Re: Fitting
"So... no physical access required."
Sorry no banana. You've fallen for The Register's default setting of melodrama.
Read the next sentence after this one:
""we have seen one instance wherein a lure involving XAgent simply says 'tap here to install the application"
It says:
"That attack relied on Cupertino's ad hoc provisioning used by app developers to enable installation with a link."
So the attackers need to set you up in developer mode with an ad-hoc provisioning profile. They need access to your device to get the device ID and set-up a provisioning profile for the app.
1. Physical access is required (unless you go round emailing out your device ID, which you have no reason to do and, indeed, Apple have made it impossible to find by accident)
2. Provisioning profiles are for developers and are limited to 100 device ID's so, this is hardly a threat that can be scaled
3. Even if you write scripts to set up multiple provisioning profiles, you would need multiple Apple Developer accounts to do so. So it would cost a fair amount, again meaning it can't be scaled to a general purpose attack.

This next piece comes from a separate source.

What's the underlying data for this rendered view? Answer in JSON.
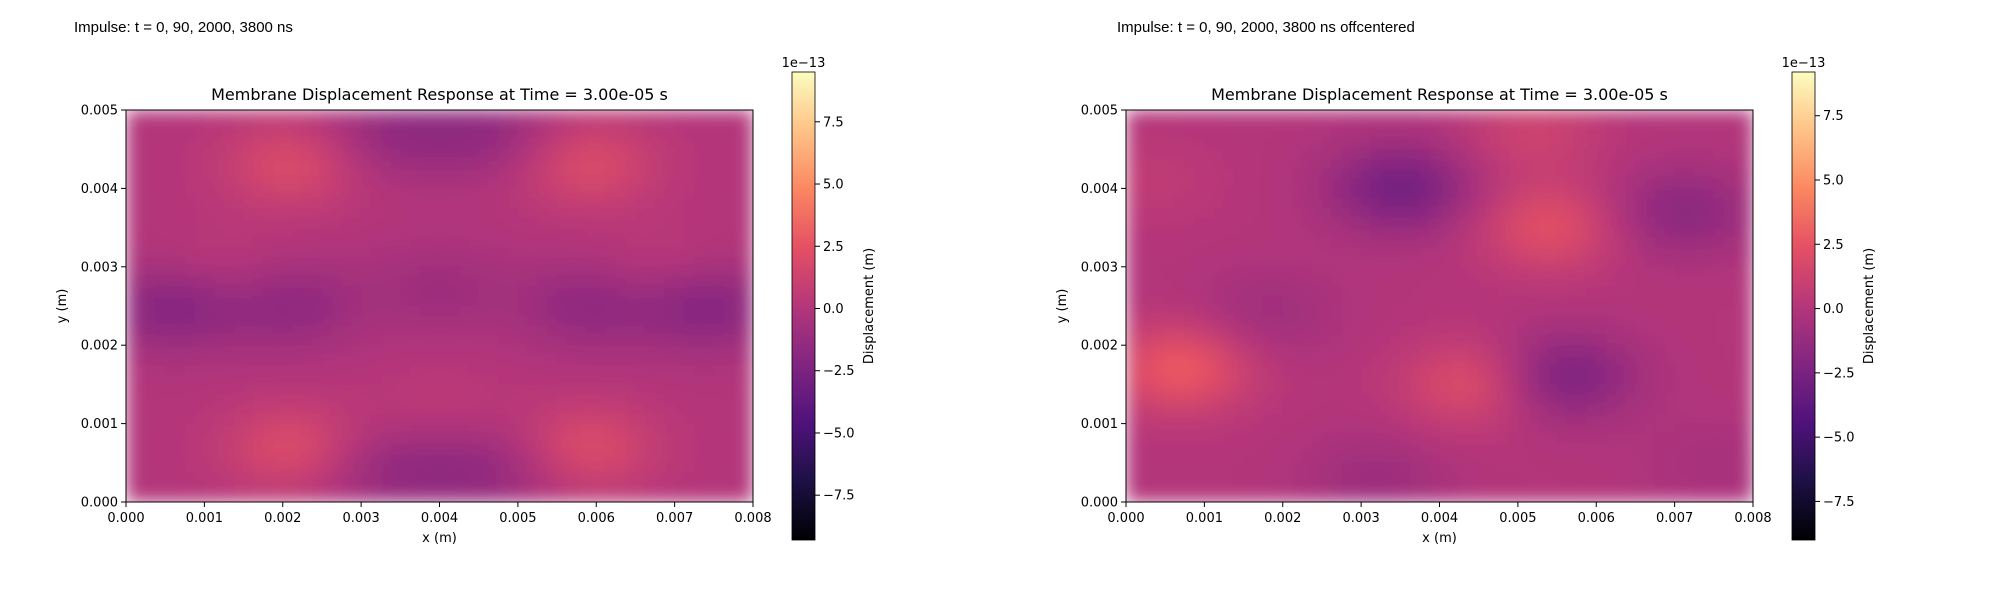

4. Assuming you have the scripts and the money to target many users, presumably as soon as compromised devices surface using your developer account Apple would disable it, so you would have to spend a lot of money and have sophisticated shadow credit card accounts
Conclusion. This is only relevant for professional targeted hacks where you can gain access to the device and only then iOS7. Yet again The Register's security reporting sensationalises instead of trying to present the truth.